Google on Thursday blocked YouTube users in Singapore from viewing clips of an anti-Islamic film that has incited violent protests across the Muslim world, acting on a request by city authorities.
Attempts to access the low-budget “Innocence of Muslims” film on the Google-owned video-sharing website resulted in a message reading: “This content is not available in your country due to a government removal request.”
Google could not be reached to comment, but it has also blocked access to clips of the film in Muslim-majority neighbors Malaysia and Indonesia.
The Ministry of Home Affairs cited “security concerns” as the reason behind the request to Google in a press statement released Wednesday.
“The film ‘Innocence of Muslims’ has sparked off violent protests and riots that resulted in deaths and injuries in many parts of the world, including several countries in our region,” the ministry said in the statement.
“The continued circulation of this film is likely to cause disharmony or feelings of ill-will between different groups in Singapore,” it added.
Singapore has a predominantly Chinese population with minority races including Malays, who are mostly Muslim, making up 13.4 percent of its population of over five million, according to government data.

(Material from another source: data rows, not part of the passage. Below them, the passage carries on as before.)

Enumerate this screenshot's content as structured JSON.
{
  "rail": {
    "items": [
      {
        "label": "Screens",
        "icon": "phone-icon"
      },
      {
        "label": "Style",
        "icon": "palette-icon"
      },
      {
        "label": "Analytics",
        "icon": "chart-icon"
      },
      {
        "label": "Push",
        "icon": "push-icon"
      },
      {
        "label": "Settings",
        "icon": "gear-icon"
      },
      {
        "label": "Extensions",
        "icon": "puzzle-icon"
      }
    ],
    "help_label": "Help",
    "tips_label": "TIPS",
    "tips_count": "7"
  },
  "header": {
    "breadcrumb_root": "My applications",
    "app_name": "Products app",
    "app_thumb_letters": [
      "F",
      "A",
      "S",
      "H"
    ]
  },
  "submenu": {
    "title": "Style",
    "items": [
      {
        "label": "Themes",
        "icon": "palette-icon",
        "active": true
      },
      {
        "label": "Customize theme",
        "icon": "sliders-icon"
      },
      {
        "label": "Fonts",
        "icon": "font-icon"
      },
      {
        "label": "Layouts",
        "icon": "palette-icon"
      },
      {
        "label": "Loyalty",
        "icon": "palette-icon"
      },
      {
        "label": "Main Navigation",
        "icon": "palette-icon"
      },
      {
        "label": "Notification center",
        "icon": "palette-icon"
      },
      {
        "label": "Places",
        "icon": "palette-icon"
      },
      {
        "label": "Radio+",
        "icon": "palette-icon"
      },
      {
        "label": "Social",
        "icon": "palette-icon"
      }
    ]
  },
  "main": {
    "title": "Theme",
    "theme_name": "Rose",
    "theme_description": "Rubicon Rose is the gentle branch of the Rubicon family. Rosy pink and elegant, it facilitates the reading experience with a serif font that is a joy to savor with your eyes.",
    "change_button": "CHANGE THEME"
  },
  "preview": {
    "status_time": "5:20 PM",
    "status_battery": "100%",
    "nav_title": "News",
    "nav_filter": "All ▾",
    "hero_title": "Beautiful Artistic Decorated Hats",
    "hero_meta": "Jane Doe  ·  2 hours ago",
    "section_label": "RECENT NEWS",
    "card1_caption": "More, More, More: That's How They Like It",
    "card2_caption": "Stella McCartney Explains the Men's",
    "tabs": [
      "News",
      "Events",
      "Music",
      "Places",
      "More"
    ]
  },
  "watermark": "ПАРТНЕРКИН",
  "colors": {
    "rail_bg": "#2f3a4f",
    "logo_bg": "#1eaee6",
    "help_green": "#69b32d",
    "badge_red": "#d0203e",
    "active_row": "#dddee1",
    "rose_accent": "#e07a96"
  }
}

The city-state experienced racial riots in the 1960s and clamps down hard on anyone seen to be inciting communal tensions.
The US-produced film has angered Muslims worldwide for mocking the Prophet Mohammed and portraying Muslims as immoral and gratuitously violent.
In cities across the Islamic world, protesters have vented their fury at the amateur film by targeting symbols of US influence ranging from embassies and schools to fast food chains, leaving several dead.